Well, I might be missing something but from what I can tell using ServiceHost doesn't make very much sense in PeerChannel application. From my experiments if you create a ServiceHost and then create a DuplexChannel, when you invoke a service operation on the channel the message actual appears to arrive twice. Also creating a 'regular' Channel (ChannelFactory instead of DuplexChannelFactory) doesn't push the message to all nodes – it seems like only some of the nodes actually receive the message. There are a few examples out there using a 'regular' Channel – but when I run more that than 3 nodes using that configuration each node just does not get the message.

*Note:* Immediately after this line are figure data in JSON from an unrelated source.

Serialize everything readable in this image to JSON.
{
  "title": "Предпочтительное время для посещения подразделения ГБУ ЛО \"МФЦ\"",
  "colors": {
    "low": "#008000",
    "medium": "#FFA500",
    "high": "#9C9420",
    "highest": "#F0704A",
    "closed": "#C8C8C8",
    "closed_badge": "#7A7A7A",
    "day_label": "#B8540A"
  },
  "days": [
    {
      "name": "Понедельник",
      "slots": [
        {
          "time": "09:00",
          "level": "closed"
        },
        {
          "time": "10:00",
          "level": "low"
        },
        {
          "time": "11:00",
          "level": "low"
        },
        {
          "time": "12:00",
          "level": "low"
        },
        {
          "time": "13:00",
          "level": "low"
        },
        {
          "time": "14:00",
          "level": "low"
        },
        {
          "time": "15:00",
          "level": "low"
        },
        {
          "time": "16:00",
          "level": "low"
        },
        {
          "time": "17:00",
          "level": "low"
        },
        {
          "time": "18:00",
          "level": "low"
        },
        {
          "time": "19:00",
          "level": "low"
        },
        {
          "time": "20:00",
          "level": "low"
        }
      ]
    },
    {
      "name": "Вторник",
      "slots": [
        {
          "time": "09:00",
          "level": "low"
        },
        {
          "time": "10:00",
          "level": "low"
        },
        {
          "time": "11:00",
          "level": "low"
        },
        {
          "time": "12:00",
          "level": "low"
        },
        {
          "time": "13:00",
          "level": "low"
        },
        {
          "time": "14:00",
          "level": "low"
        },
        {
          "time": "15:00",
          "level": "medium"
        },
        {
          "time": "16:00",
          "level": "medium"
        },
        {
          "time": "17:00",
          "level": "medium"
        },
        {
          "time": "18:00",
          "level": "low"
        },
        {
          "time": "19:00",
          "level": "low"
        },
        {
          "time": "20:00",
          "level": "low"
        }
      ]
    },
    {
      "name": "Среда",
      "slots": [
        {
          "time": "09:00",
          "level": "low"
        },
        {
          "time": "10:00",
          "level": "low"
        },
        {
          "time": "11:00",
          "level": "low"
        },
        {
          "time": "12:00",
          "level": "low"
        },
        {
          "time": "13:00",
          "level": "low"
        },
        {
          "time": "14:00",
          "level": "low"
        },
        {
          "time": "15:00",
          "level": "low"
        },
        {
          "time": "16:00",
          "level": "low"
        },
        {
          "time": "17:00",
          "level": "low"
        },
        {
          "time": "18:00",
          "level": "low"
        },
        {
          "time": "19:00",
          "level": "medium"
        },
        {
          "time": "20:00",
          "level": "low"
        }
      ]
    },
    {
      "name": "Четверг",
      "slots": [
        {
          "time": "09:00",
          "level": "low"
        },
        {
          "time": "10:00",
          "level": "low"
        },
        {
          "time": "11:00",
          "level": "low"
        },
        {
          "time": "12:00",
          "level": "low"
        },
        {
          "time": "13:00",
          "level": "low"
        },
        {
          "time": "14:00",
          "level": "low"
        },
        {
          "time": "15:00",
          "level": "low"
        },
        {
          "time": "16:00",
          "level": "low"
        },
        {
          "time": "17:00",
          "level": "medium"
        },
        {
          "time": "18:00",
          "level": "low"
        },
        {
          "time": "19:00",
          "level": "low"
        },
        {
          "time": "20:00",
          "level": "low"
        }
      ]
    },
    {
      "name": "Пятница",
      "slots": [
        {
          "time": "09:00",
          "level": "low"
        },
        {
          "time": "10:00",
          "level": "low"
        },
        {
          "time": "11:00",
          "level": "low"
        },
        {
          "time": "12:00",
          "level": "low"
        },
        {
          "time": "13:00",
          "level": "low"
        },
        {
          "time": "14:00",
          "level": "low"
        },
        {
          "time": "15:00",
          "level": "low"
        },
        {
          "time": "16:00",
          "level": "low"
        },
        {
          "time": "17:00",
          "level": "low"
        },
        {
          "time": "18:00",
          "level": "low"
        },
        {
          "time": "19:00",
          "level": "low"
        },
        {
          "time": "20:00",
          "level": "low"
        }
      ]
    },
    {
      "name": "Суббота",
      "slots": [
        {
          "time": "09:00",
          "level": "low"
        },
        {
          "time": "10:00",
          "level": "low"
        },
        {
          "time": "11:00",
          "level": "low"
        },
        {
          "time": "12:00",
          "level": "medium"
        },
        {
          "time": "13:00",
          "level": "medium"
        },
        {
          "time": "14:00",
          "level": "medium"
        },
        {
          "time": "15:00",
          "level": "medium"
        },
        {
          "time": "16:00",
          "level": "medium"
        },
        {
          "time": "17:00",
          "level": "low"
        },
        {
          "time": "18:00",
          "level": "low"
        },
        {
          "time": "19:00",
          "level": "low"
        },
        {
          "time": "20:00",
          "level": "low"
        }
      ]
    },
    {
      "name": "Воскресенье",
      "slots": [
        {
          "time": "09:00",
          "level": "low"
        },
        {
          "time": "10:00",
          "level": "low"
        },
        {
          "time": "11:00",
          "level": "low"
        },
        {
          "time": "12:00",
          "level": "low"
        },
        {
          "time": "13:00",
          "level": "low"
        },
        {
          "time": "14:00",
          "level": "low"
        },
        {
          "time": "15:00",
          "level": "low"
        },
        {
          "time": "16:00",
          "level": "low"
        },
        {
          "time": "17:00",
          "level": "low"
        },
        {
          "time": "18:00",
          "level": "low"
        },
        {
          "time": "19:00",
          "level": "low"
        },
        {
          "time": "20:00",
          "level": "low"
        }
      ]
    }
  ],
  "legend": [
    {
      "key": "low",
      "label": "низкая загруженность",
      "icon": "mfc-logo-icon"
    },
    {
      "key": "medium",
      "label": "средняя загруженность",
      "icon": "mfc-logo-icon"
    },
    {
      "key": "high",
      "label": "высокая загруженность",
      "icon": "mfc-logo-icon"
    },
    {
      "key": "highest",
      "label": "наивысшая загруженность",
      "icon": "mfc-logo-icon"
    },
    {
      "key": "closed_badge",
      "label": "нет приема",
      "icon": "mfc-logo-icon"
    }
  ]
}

So – What I do recommend is using InstanceContext housed in a separate thread and DuplexChannels for all sending of data. A quick sample might look like this…

[ServiceBehavior(InstanceContextMode = InstanceContextMode.Single,
ConcurrencyMode = ConcurrencyMode.Reentrant,
UseSynchronizationContext = false)]
public class ServiceImplementation: IPeerServiceContract
{ /* snip */ }

public static class WorkerThread
{
/* snip variables */
public static void Run()
{
service = new ServiceImplementation();
host = new InstanceContext(service);
host.Open();


channelFactory = new
DuplexChannelFactory(service,
"WCFPeerPerformance");
channelFactory.Credentials.Peer.MeshPassword = MeshPassword;
channel = channelFactory.CreateChannel();
channel.Open();
}
}

PeerChannel Performance Improvement

My advisor wanted me to drill down into the following areas to make sure I was doing things correctly since the performance was so bad on my first test runs through. Specifically he wanted me to look into:

  1. Why was I getting "The system hit the limit set for throttle MaxConcurrentCalls"
  2. How does the graph pruning work?

Well, after digging into the protocol spec and hitting Google about a few interesting sections – I've refactor rewritten the pretty much the entire application. And the good news is that my application runs ridiculously better, and so here are some of the tips/hits I figured out (with the help of some great Microsoft folks out there, MVPs and other bloggers)…

Threading Issues
First, the biggest tip off should have been that the WinForm I was using kept locking up and not responding. Having WCF run within the WinForm context is a very bad idea. If your WinForm freezes or locks up, I would start here looking at fixing that first. There are few articles[Here, Here, or Here] that talk about the UseSynchronizationContext and how that should be false to improve performance (as stated in the articles, it doesn't synchronize your callbacks to the UI thread). It seems (to me at least) that if you decorate your actual WinForm with the ServiceBehavior setting the InstanceContextMode, the ConcurrencyMode and UseSynchronizationContext it would still get nonresponsive as I added more nodes to the mesh (testing on a single box currently).

For some reason that seems to be the popular way to setup the samples out on the net – IMHO it seems much better to separate out the responsibilities into three classes 1) The UX View, 2) The Service Implementation Class, and 3) The Worker Thread Class. The Service Implementation class contains the ServiceBehavior and handles any incoming calls. The Worker Thread Class collaborates with the Service and contains both InstanceContext (which gets an instance of the Server Class) and the DuplexChannel that implement the ServiceContract. Finally the View just launches the Worker Thread on a dedicated thread. Take a look at Perf2 version on CodePlex Version 1.0 if you want to see it in action...

Graph Pruning
When I was originally running my tests, I also created a simple way to see who was connected to who. The strange thing was that it always looked fully connected. In short, the mistake I made here is that you can't assume it will start pruning right off the back. The two most important things here are Maintenance Timer needs to run clean up nodes, but that can only be effective after the LinkUtility is calculated which runs on another Timer. I need to run some more tests on this, but to be sure but it does appear to be removing some connections, just slowly… The biggest helps here were reading the actual Peer Channel Protocol Specification, the Patent and the blog post "How many channels can a mesh handle?"